Around this time of the year it is difficult not to spare a few thoughts for all those involved in tourism, directly or otherwise, who sacrifice their quality precious time with family to take care of our visitors over the Christmas period. Of course they are not alone with other sectors including the essential services assuming the same responsibility. As someone, through work commitments, who has only celebrated a personal Christmas four times during the past 40 years, my thanks and admiration to you all for your dedication.
There have been many predictions and projections made recently about an anticipated increase in long stay visitors in 2015 when compared with this year. A figure of a 6 per cent rise has been quoted, but I would caution all tourism partners against any complacency they may be lured into. With hopefully Sandals Casuarina re-opening on schedule at the end of January and maintaining an optimistic 90 per cent occupancy level before any rooms are added, this would attract around 24,000 visitors, based on two persons sharing and an average 7 night stay before year end.

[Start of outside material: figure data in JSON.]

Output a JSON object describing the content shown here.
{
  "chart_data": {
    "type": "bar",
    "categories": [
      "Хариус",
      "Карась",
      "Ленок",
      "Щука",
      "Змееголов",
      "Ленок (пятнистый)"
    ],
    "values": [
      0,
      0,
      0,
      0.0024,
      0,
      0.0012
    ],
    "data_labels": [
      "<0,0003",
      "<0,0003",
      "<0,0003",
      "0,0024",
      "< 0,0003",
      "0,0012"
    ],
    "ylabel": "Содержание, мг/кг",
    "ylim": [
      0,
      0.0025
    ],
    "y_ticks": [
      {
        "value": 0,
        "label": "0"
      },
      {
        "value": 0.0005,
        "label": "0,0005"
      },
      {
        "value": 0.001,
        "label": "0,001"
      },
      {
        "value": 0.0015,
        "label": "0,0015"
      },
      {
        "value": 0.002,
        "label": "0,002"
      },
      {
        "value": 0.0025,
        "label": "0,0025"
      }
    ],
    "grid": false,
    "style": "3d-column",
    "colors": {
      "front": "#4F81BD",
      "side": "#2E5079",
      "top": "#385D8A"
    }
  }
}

According to CTO (Caribbean Tourism Organisation) statistics, Barbados recorded a total of 508,520 stay over visitors in 2013, which was a 5.2 per cent decline when compared with the 2012 figures. Therefore factoring in the potential Sandals and an overall 6 per cent rise would only produce a net gain of 6,500 visitors spread across every other accommodation provider.
Perhaps a more realistic objective would be a target of 10 per cent. There is no doubt that a brand new Sandals built with the concessions granted that many hoteliers are still dreaming about will drive new business. But is it a two edge sword? The question still remains as to exactly what proportion of their earnings in fact find its way to Barbados at all. And while the brand will inevitably attract some European business, will it be at the cost of reducing visitor average stay with an increase in North American business.
Hopefully the ultimate result will produce a tangible national benefit for more than a single hotel operator.
Sir Richard Branson’s decision to enter the cruise ship market is a fascinating one, especially at a time when this segment has been witnessing almost unprecedented levels of discounting and massive over capacity in the Caribbean. There is, no doubt Virgin’s principal strength is its brand and I am sure they will introduce many innovative new concepts and possibly capture a niche that currently isn’t being fully exploited.
Clearly in-house airlines Virgin Atlantic, Virgin America together with the Delta partnership will give any ship operator a distinctive advantage and I see a whole range of opportunities for exciting new cruise and stay programmes. As an example – fly from London to Miami, cruise the Caribbean for 7 days, a week’s hotel stay and fly back to the UK from Barbados. Or thinking one step further, what a coup if one of new Virgin ships was home-ported in Bridgetown!
The current dominant leader Carnival Group does not have that flexibility, at least for the time being.
May I wish all readers a very Happy Christmas or holiday season.